Inheriting from lazy objects

Currently, you cannot easily inherit from a class that inherits from Class::LazyObject. This will be fixed very soon.

Objects with overloaded operators

Currently, lazy objects will not intercept overloaded operators. This means that if your inflated object uses overloaded operators, you cannot use a lazy object in its place. This may be fixed in future versions by using a combination of nomethod and overload::Method. See overload to learn more about overloaded operators.


Currently, UNIVERSAL::isa($a_lazy_object, 'Class::The::Lazy::Object::Inflates::To') is false, though $a_lazy_object->isa will do the right thing. Similarly, UNIVERSAL::can($a_lazy_object, 'method') won't work like it's supposed to, but $a_lazy_object->can will work correctly. This may be fixed in a future release.

Objects implementing tied datatypes

Class::LazyObject has not yet been tested with objects that implement tied datatypes. It may very well work, and then again, it may not. Explicit support may be added in a future release.

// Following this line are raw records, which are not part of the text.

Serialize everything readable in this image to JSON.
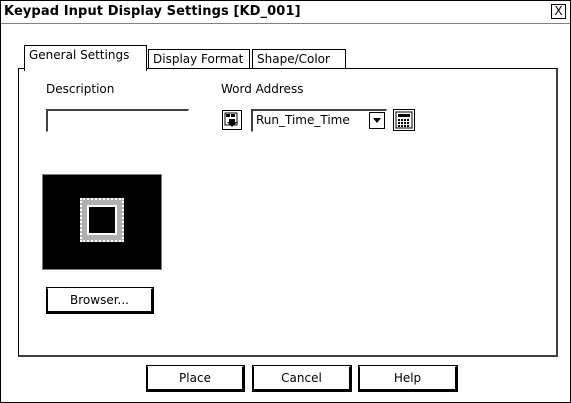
{
  "window": {
    "title": "Keypad Input Display Settings [KD_001]",
    "close_glyph": "X"
  },
  "tabs": [
    {
      "label": "General Settings",
      "active": true
    },
    {
      "label": "Display Format",
      "active": false
    },
    {
      "label": "Shape/Color",
      "active": false
    }
  ],
  "general": {
    "description_label": "Description",
    "description_value": "",
    "word_address_label": "Word Address",
    "word_address_value": "Run_Time_Time"
  },
  "icons": {
    "address_entry": "address-entry-icon",
    "dropdown": "chevron-down-icon",
    "keypad": "keypad-icon"
  },
  "preview": {
    "browser_button": "Browser..."
  },
  "footer": {
    "place": "Place",
    "cancel": "Cancel",
    "help": "Help"
  }
}
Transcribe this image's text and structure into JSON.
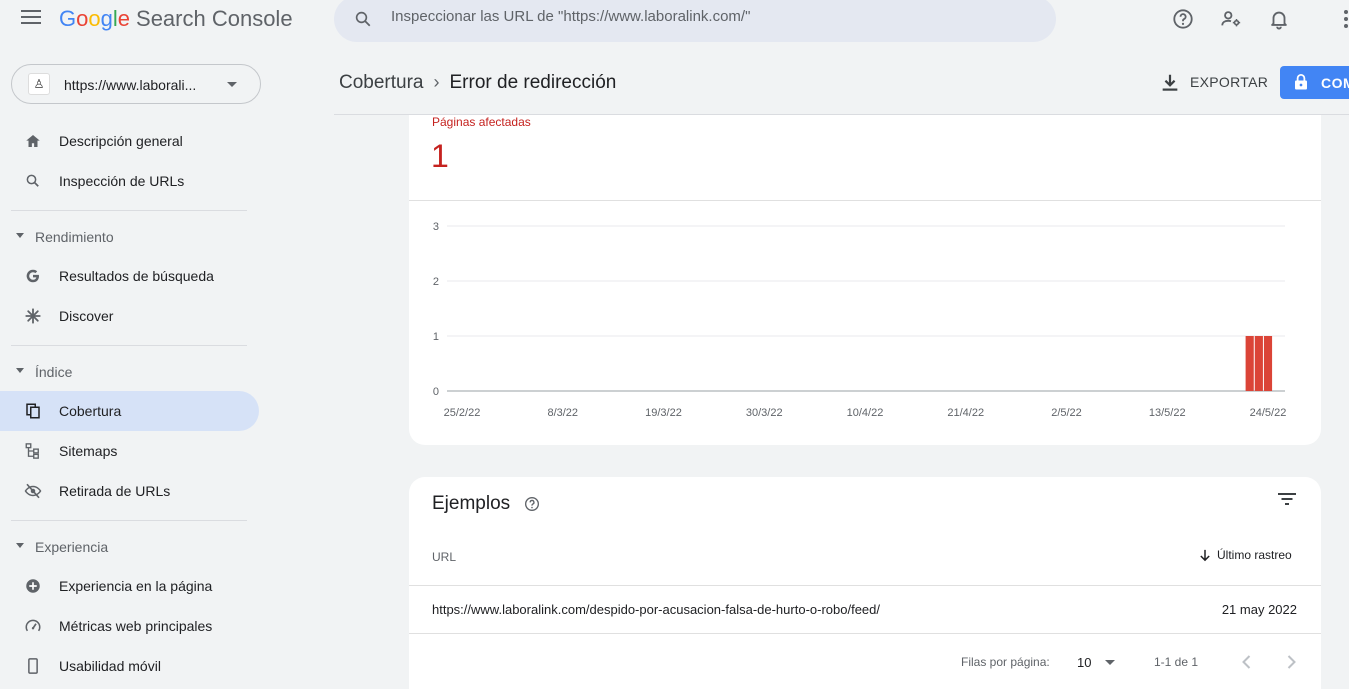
{
  "header": {
    "logo_google": "Google",
    "logo_product": "Search Console",
    "search_placeholder": "Inspeccionar las URL de \"https://www.laboralink.com/\""
  },
  "property": {
    "label": "https://www.laborali..."
  },
  "sidebar": {
    "overview": "Descripción general",
    "url_inspection": "Inspección de URLs",
    "section_performance": "Rendimiento",
    "search_results": "Resultados de búsqueda",
    "discover": "Discover",
    "section_index": "Índice",
    "coverage": "Cobertura",
    "sitemaps": "Sitemaps",
    "removals": "Retirada de URLs",
    "section_experience": "Experiencia",
    "page_experience": "Experiencia en la página",
    "core_web_vitals": "Métricas web principales",
    "mobile_usability": "Usabilidad móvil"
  },
  "page": {
    "breadcrumb_parent": "Cobertura",
    "breadcrumb_current": "Error de redirección",
    "export_label": "EXPORTAR",
    "primary_button_label": "COM"
  },
  "summary": {
    "metric_label": "Páginas afectadas",
    "metric_value": "1"
  },
  "chart_data": {
    "type": "bar",
    "x_tick_labels": [
      "25/2/22",
      "8/3/22",
      "19/3/22",
      "30/3/22",
      "10/4/22",
      "21/4/22",
      "2/5/22",
      "13/5/22",
      "24/5/22"
    ],
    "y_ticks": [
      0,
      1,
      2,
      3
    ],
    "ylim": [
      0,
      3
    ],
    "series": [
      {
        "color": "#db4437",
        "points": [
          {
            "x": "22/5/22",
            "y": 1
          },
          {
            "x": "23/5/22",
            "y": 1
          },
          {
            "x": "24/5/22",
            "y": 1
          }
        ]
      }
    ],
    "grid": true
  },
  "examples": {
    "title": "Ejemplos",
    "col_url": "URL",
    "col_last_crawl": "Último rastreo",
    "rows": [
      {
        "url": "https://www.laboralink.com/despido-por-acusacion-falsa-de-hurto-o-robo/feed/",
        "date": "21 may 2022"
      }
    ],
    "rows_per_page_label": "Filas por página:",
    "rows_per_page_value": "10",
    "range_label": "1-1 de 1"
  }
}
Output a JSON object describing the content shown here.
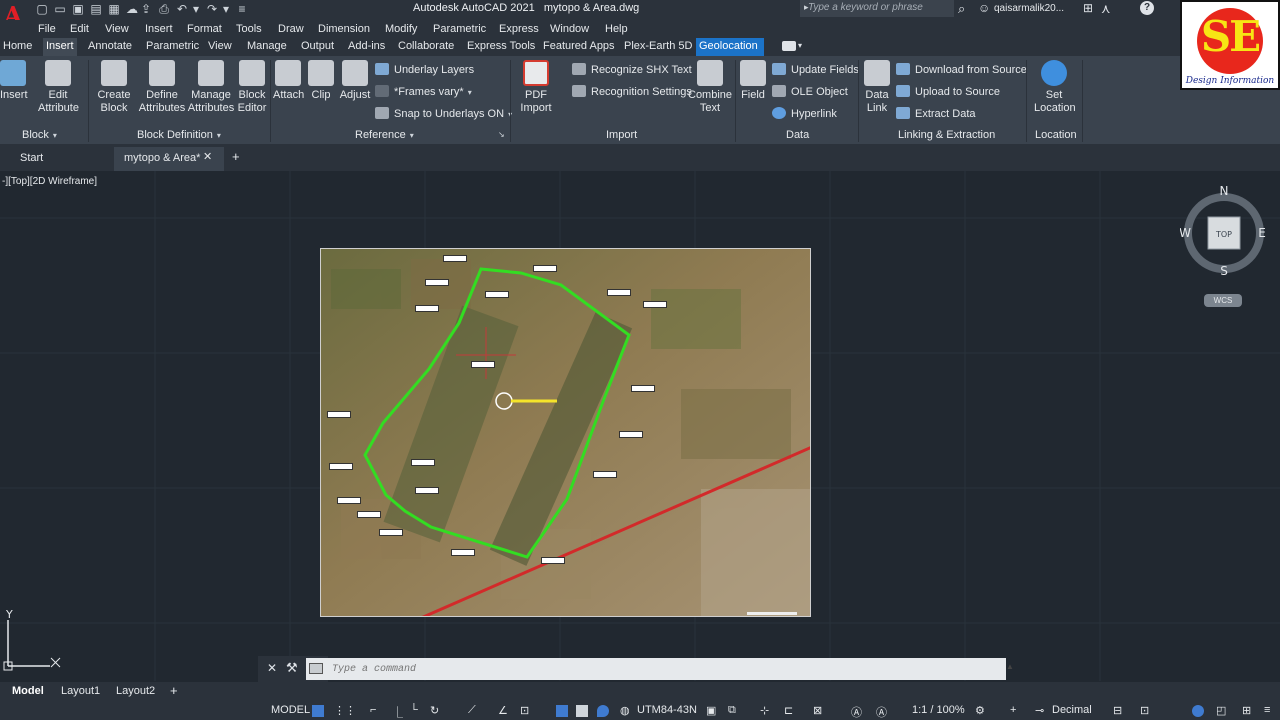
{
  "titlebar": {
    "app_title": "Autodesk AutoCAD 2021",
    "file_name": "mytopo & Area.dwg",
    "search_placeholder": "Type a keyword or phrase",
    "user_name": "qaisarmalik20..."
  },
  "menu": [
    "File",
    "Edit",
    "View",
    "Insert",
    "Format",
    "Tools",
    "Draw",
    "Dimension",
    "Modify",
    "Parametric",
    "Express",
    "Window",
    "Help"
  ],
  "ribbon_tabs": [
    "Home",
    "Insert",
    "Annotate",
    "Parametric",
    "View",
    "Manage",
    "Output",
    "Add-ins",
    "Collaborate",
    "Express Tools",
    "Featured Apps",
    "Plex-Earth 5D",
    "Geolocation"
  ],
  "active_ribbon_tab": "Insert",
  "ribbon": {
    "block": {
      "title": "Block",
      "insert": "Insert",
      "edit_attr_1": "Edit",
      "edit_attr_2": "Attribute"
    },
    "block_def": {
      "title": "Block Definition",
      "create_1": "Create",
      "create_2": "Block",
      "define_1": "Define",
      "define_2": "Attributes",
      "manage_1": "Manage",
      "manage_2": "Attributes",
      "editor_1": "Block",
      "editor_2": "Editor"
    },
    "reference": {
      "title": "Reference",
      "attach": "Attach",
      "clip": "Clip",
      "adjust": "Adjust",
      "underlay_layers": "Underlay Layers",
      "frames_vary": "*Frames vary*",
      "snap_underlays": "Snap to Underlays ON"
    },
    "import": {
      "title": "Import",
      "pdf_1": "PDF",
      "pdf_2": "Import",
      "recognize_shx": "Recognize SHX Text",
      "recognition_settings": "Recognition Settings",
      "combine_1": "Combine",
      "combine_2": "Text"
    },
    "data": {
      "title": "Data",
      "field": "Field",
      "update_fields": "Update Fields",
      "ole_object": "OLE Object",
      "hyperlink": "Hyperlink"
    },
    "linking": {
      "title": "Linking & Extraction",
      "data_link_1": "Data",
      "data_link_2": "Link",
      "download": "Download from Source",
      "upload": "Upload to Source",
      "extract": "Extract  Data"
    },
    "location": {
      "title": "Location",
      "set_1": "Set",
      "set_2": "Location"
    }
  },
  "doc_tabs": {
    "start": "Start",
    "active": "mytopo & Area*"
  },
  "viewport": {
    "label": "-][Top][2D Wireframe]",
    "compass": {
      "n": "N",
      "s": "S",
      "e": "E",
      "w": "W",
      "cube_face": "TOP"
    },
    "wcs": "WCS",
    "ucs_y": "Y"
  },
  "command": {
    "placeholder": "Type a command"
  },
  "layout_tabs": [
    "Model",
    "Layout1",
    "Layout2"
  ],
  "status": {
    "model": "MODEL",
    "coord_system": "UTM84-43N",
    "scale": "1:1 / 100%",
    "units": "Decimal"
  },
  "watermark": {
    "letters": "SE",
    "tagline": "Design Information"
  },
  "colors": {
    "accent": "#1b73c8",
    "boundary": "#33dd22",
    "road": "#d22a2a",
    "background": "#212830"
  }
}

See perltie to learn more about ties.


Daniel C. Axelrod,



Another module for creating lazy objects. See "Class::LazyObject VS. Object::Realize::Later" for a comparison between the two modules.

Fergal Daly had the idea for lazy objects before I did. Note that I had the idea independently, but subsequently discovered his posting.


Copyright (c) 2003-2004, Daniel C. Axelrod. All Rights Reserved.

This program is free software; you can redistribute it and/or modify it under the same terms as Perl itself.

The full text of the license can be found in the LICENSE file included with this module.